Sono due i riconoscimenti conquistati da Davide Oldani sulla nuova Guida Michelin 2021, presentata questa mattina in diretta streaming. Il suo D’O di San Pietro all’Olmo (Mi) ha ricevuto la seconda stella (insieme all’Harry’s Piccolo di Matteo Metullio e al Santa Elisabetta di Rocco De Santis) e anche la “stella verde”, che premia l’impegno a favore della sostenibilità.
Oldani, unico cuoco presente fisicamente alle premiazioni a differenza dei suoi colleghi collegati da remoto, ha potuto ricevere il premio “green” direttamente dalle mani della campionessa olimpionica di nuoto Federica Pellegrini, scelta dalla Michelin come Ambassador.
Davide Oldani indossa la giacca con le due stelle
Già ambasciatore dell’Expo e cuoco del Villaggio Olimpico 2016, il 53enne Oldani è una forza della natura, una fucina di idee, un cuoco e imprenditore instancabile. Nel 2012 il pubblico lo ha premiato votandolo nel
sondaggio annuale di Italia a Tavola, eleggendolo
Personaggio dell’anno per la categoria Cuochi con 9.303 preferenze.

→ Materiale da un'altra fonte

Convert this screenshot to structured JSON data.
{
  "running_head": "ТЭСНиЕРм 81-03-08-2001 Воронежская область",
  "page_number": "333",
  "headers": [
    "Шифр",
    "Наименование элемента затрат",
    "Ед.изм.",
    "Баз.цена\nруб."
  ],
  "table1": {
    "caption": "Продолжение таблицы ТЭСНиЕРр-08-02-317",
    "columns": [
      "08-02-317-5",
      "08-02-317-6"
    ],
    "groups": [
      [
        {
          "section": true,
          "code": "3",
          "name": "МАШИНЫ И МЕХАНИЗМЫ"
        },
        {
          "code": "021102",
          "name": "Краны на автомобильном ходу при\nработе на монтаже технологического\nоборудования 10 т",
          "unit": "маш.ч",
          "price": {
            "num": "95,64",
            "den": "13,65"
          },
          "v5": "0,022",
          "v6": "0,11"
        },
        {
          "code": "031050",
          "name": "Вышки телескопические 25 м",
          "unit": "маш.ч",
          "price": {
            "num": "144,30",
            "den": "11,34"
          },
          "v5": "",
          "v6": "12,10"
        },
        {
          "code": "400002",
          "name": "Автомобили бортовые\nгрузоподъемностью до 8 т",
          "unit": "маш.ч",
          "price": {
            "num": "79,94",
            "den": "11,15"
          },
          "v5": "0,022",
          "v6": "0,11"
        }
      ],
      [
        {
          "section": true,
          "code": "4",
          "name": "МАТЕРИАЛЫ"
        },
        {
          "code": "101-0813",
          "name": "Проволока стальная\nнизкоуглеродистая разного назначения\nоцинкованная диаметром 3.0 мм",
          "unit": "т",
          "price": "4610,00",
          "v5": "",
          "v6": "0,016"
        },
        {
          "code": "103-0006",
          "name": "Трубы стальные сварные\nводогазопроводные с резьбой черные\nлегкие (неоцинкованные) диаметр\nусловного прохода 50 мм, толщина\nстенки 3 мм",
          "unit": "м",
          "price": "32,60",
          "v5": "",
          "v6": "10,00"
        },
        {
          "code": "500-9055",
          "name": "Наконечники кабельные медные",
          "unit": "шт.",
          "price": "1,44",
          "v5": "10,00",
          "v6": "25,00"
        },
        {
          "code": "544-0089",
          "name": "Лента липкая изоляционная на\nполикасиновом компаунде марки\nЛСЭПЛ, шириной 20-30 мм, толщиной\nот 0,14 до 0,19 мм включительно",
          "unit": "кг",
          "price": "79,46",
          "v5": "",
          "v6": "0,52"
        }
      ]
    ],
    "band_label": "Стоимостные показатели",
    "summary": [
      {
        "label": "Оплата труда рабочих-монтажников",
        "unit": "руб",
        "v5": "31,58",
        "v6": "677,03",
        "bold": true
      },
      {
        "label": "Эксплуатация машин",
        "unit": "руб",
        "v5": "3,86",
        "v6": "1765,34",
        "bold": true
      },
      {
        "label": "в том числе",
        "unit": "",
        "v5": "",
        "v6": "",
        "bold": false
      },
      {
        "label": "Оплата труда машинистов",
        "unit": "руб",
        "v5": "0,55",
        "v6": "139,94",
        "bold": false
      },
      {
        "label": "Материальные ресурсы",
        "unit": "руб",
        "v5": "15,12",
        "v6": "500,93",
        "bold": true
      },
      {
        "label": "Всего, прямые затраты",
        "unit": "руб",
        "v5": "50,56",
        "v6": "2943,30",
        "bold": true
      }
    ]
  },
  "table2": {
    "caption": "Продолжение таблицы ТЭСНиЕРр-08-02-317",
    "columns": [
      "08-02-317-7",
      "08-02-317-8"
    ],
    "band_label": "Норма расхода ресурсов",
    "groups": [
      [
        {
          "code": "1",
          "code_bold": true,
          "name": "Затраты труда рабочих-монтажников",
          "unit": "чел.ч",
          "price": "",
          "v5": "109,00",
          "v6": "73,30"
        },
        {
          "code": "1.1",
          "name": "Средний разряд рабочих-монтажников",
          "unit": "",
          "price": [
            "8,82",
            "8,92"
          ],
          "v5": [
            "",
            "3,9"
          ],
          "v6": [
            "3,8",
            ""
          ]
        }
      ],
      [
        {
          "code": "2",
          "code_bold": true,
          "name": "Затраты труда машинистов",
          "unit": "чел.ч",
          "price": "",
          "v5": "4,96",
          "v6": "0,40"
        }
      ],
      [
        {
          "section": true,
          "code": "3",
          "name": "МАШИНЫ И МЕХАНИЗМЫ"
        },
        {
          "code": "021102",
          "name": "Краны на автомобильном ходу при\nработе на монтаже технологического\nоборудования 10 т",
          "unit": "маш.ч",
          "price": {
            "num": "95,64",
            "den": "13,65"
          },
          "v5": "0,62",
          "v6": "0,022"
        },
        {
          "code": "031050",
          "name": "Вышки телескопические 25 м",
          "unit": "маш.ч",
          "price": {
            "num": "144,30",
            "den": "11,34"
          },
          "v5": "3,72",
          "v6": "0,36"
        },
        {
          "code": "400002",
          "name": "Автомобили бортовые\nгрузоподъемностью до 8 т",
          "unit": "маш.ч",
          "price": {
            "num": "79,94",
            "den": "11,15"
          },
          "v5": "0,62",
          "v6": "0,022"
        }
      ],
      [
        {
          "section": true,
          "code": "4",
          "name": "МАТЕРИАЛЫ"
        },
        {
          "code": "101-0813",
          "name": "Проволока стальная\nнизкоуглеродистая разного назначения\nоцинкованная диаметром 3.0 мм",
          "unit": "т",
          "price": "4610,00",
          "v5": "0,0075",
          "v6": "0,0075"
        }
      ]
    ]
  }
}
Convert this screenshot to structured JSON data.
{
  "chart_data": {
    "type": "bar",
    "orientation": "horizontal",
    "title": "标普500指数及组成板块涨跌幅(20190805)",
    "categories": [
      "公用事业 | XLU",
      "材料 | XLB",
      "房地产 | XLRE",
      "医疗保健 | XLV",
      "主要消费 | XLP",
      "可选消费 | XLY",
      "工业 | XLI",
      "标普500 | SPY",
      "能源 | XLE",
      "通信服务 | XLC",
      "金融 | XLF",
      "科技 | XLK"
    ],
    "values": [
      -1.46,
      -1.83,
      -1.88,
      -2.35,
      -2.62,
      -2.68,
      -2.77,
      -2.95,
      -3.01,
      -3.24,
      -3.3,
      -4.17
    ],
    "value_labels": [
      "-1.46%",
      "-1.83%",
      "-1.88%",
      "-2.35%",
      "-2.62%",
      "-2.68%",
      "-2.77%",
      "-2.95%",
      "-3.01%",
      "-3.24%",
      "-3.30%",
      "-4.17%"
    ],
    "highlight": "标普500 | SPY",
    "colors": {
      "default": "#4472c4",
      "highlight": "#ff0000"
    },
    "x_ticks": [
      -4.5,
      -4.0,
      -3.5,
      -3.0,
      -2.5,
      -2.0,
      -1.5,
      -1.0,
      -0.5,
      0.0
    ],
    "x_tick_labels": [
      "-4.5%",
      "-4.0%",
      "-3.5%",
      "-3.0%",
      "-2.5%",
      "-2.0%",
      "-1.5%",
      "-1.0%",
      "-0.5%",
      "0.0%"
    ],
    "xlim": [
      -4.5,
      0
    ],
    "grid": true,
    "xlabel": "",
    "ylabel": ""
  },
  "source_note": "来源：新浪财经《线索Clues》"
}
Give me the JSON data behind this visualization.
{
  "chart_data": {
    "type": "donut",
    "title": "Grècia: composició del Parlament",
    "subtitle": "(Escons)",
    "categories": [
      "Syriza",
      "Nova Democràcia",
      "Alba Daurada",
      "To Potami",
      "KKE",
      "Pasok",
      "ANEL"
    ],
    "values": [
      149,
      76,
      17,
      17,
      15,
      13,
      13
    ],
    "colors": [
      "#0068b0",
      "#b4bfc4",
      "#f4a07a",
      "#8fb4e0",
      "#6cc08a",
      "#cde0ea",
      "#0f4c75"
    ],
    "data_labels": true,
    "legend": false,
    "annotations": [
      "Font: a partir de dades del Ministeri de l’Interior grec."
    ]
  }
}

Tra i suoi ultimi progetti e obiettivi raggiunti, ricordiamo la
partnership con Camparino in Galleria a Milano dove ha sviluppato un innovativo concetto di cucina creato intorno al
cocktail pairing, l’ingresso nella
Guida Le Soste 2020, il rilancio di
Palazzo Borromeo d’Adda a Milano per dare vita ad un nuovo concetto di ospitalità all’italiana.
Questa la
motivazione della seconda stella assegnata oggi dalla Michelin: “Cenare nel suo ristorante significa conoscere Davide Oldani in una dimensione nuova, densa di ricordi gastronomici ed emozionanti esplorazioni”.
«Sto tremando - ha commentato a caldo Oldani - sono felice per i ragazzi che mi accompagnano in questa
avventura nata 17 anni fa con la cucina democratica. E sono orgoglioso per il riconoscimento sulla
sostenibilità che per me spazia dalla tracciabilità del cibo all’aiuto ai pescatori e ai cacciatori, oltre che nella valorizzazione di materie prime stagionali».
«Ho
investito tanto sui ragazzi - aggiunge Oldani - nel 2017 con la collaborazione all’apertura dell’Istituto alberghiero di Cornaredo, e poi al ristorante, dove imposto i turni in modo sostenibile. La domanda che mi sono sempre fatto, conoscendo i ritmi di questo mestiere, è: perché noi cuochi dobbiamo patire per un lavoro che amiamo? Io non voglio che i giovani si affaccino a questo mondo e pensino che avranno una vita dura, impossibile.
Voglio che abbiano del tempo libero, che facciano sport. Non sei un buon cuoco se lavori 15 ore al giorno, lo sei se rendi giustizia al tuo team».
Oldani conclude dicendo che questa seconda stella per lui «
vale come una laurea ad Harvard: io in quell’università ci sono stato, invitato per raccontare la case history del D’O, ristorante stellato ma accessibile. Oggi mi sembra di salire ancora più in alto».